Features of the Study
The study used a regression model with industry fixed effects to compare differences in injury rates for industries in which higher percentages of the workforce were affected by the four mandatory safety requirements (because they were in states that had implemented the mandatory safety laws) and industries in which lower percentages of the workplace were affected (because they were in states that had not implemented these laws). The model included controls for average firm size, unionization, whether the state had a state OSHA plan, the maximum WC payment, the WC waiting period, the state high school graduation rate, the state unemployment rate, and the percentages of different age groups in the state that were employed.
The authors obtained data on the safety interventions of states and state/federal OSHA by contacting state agencies, reviewing state websites and regulations, and reviewing available literature. They also used data from the OSHA Fines, Inspections, and Consultations Database; the Bureau of Labor Statistics State Occupational Injury and Illness Data; Census of Manufactures; Statistical Abstract of the United States; Office of Workers’ Compensation Programs; and Geographic Profiles of Employment and Unemployment. The sample included 3,286 industry-state-year observations from manufacturing industries in 42 states between 1992 and 1997.
- Mandatory safety committee requirements were associated with statistically significant decreases in injury rates.
- There was no statistically significant relationship between injury rates and the mandatory loss control, safety program, or targeting requirements.

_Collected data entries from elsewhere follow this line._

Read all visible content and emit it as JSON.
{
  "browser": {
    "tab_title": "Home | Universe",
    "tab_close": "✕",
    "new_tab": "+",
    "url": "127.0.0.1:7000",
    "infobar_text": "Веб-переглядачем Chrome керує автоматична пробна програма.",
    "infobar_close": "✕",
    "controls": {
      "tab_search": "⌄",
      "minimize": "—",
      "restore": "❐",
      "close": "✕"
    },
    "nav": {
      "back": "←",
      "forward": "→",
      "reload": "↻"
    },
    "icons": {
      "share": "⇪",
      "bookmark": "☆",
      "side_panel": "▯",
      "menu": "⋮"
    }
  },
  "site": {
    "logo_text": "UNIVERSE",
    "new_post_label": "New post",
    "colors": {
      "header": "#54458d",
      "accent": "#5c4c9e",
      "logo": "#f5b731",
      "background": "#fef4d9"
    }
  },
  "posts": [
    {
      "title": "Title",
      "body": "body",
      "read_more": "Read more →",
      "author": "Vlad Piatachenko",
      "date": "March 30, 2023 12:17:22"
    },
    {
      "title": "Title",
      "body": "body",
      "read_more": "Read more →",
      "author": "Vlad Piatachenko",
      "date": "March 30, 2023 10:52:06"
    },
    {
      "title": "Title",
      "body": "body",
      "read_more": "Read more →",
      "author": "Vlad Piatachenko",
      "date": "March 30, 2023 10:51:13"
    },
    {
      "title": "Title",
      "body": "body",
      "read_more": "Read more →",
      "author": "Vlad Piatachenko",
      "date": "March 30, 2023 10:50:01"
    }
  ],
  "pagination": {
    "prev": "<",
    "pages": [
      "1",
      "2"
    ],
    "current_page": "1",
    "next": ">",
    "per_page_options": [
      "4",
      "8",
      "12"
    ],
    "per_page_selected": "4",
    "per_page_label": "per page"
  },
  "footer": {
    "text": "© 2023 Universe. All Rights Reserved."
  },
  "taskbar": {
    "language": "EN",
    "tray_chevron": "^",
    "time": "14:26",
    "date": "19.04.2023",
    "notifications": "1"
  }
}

Considerations for Interpreting the Findings
In this study, the estimated differences in occupational injury rates between industries in states with the mandatory safety laws and industries in states without these laws may reflect underlying differences in safety levels or other factors across states, rather than the impact of the mandatory safety requirements. States chose whether to implement these laws; therefore, states that implemented the laws might have had different injury rates and worker safety levels than states that did not implement the laws.
Causal Evidence Rating
The quality of the causal evidence presented in this study is low. This means we are not confident that the differences in injury rates between industries in states with the mandatory safety laws and industries in states without these laws are attributable to the laws. To provide more convincing causal evidence that meets CLEAR criteria, the study could have demonstrated that the comparison group—industries in states without mandatory safety laws—and treated group—the same industries in states where mandatory safety laws were implemented—were experiencing similar trends in injury rates before the laws went into place. This would give us confidence that the post-inspection outcomes of the comparison group were a valid representation of what would have occurred in the treatment group in the absence of the law changes.